The “D” stands for devolved education management and getting communities to manage provision of education at a local

The “A” stands for addressing the curriculum deficits and teachers’ capacity to teach. There is need to decolonise the curriculum and make it compatible with lived realities.

There is also need to retrain teachers to enable them to deliver instruction through remote platforms.

The “P” stands for promoting labour justice for teachers to ensure that they are motivated to deliver quality service. A retention and attraction allowance for educators in rural areas should be introduced.

Finally, the “T” stands for technological and infrastructural development; This can be done through introducing an education equalisation fund.

ND: It is estimated that over
300 000 children of school-going age in Zimbabwe have a disability. As an educationist, what do you propose should be done to make the system inclusive?

OM: Disability is relative; there is need for an inclusive curriculum that will accommodate learners with different disabilities, including those with learning disabilities.

Funding education will also ensure that accessibility devices and technology will be secured. School infrastructure also needs to be adapted through a universal design so that learners with physical disabilities are not confined to special schools that are not available in under-resourced communities.

The Education ministry also needs to employ more educational psychologists and make sure assessment of learners is devolved to district level.

Assessment of learners with disabilities needs to include recommendations that can be implemented at school level.

ND: How do we continue to build capacity for teachers?

OM: Capacity building for teachers is a must. The capacity building should go beyond refresher courses.

Government should offer paid study leave for teachers. Teachers should be the most advanced academia in a country.

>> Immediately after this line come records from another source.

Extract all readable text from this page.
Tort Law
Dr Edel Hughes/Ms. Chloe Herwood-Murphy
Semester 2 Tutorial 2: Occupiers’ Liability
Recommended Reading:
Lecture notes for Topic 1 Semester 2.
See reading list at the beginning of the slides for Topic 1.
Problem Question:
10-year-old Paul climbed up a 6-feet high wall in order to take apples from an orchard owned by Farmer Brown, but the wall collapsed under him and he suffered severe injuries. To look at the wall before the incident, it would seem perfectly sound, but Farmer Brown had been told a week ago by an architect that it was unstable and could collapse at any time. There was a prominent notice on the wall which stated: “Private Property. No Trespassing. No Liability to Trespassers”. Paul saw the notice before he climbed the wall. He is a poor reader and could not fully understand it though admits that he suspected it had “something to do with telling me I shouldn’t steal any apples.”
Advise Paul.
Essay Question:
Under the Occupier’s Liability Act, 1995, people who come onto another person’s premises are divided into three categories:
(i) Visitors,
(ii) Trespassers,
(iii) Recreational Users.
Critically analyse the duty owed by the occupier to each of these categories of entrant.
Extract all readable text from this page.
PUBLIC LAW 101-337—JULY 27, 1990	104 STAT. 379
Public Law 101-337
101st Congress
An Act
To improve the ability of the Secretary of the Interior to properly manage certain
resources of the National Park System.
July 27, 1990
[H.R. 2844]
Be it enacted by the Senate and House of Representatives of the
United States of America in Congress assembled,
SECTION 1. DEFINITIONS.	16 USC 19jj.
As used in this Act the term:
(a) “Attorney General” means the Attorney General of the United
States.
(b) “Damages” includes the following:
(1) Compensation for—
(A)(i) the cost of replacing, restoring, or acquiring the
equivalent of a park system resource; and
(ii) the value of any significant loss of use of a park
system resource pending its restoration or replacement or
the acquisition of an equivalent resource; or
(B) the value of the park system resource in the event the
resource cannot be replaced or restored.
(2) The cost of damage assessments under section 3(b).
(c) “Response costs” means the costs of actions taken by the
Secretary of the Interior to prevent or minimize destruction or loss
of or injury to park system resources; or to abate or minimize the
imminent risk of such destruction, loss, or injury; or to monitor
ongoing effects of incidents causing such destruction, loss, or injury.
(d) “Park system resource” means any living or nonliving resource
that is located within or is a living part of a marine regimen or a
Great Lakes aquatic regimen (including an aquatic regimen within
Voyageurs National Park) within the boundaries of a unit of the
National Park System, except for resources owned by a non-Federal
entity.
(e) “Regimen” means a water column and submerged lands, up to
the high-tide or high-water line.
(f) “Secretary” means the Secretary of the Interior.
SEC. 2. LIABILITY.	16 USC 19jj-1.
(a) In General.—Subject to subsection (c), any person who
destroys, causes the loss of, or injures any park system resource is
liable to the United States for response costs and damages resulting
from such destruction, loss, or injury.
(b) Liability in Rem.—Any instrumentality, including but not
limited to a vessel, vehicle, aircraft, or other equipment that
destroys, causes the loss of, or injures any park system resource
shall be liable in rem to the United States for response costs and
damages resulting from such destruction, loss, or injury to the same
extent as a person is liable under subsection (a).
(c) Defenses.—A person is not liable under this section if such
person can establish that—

We want to see people with PhDs teaching in primary schools. Advancing academically should be rewarded through a salary review.

ND: The new curriculum has been described by parents as confusing and an overburden. As a teacher, how do you view it and how can it be remodelled to make it user-friendly?

OM: The new curriculum has a brilliant preamble, but awful contents. Curriculum should promote specialisation to lessen the burden on learners.

ND: When do you think the gospel of “incapacitation” will end?

OM: Incapacitation will end when teachers are capacitated through adequate remuneration.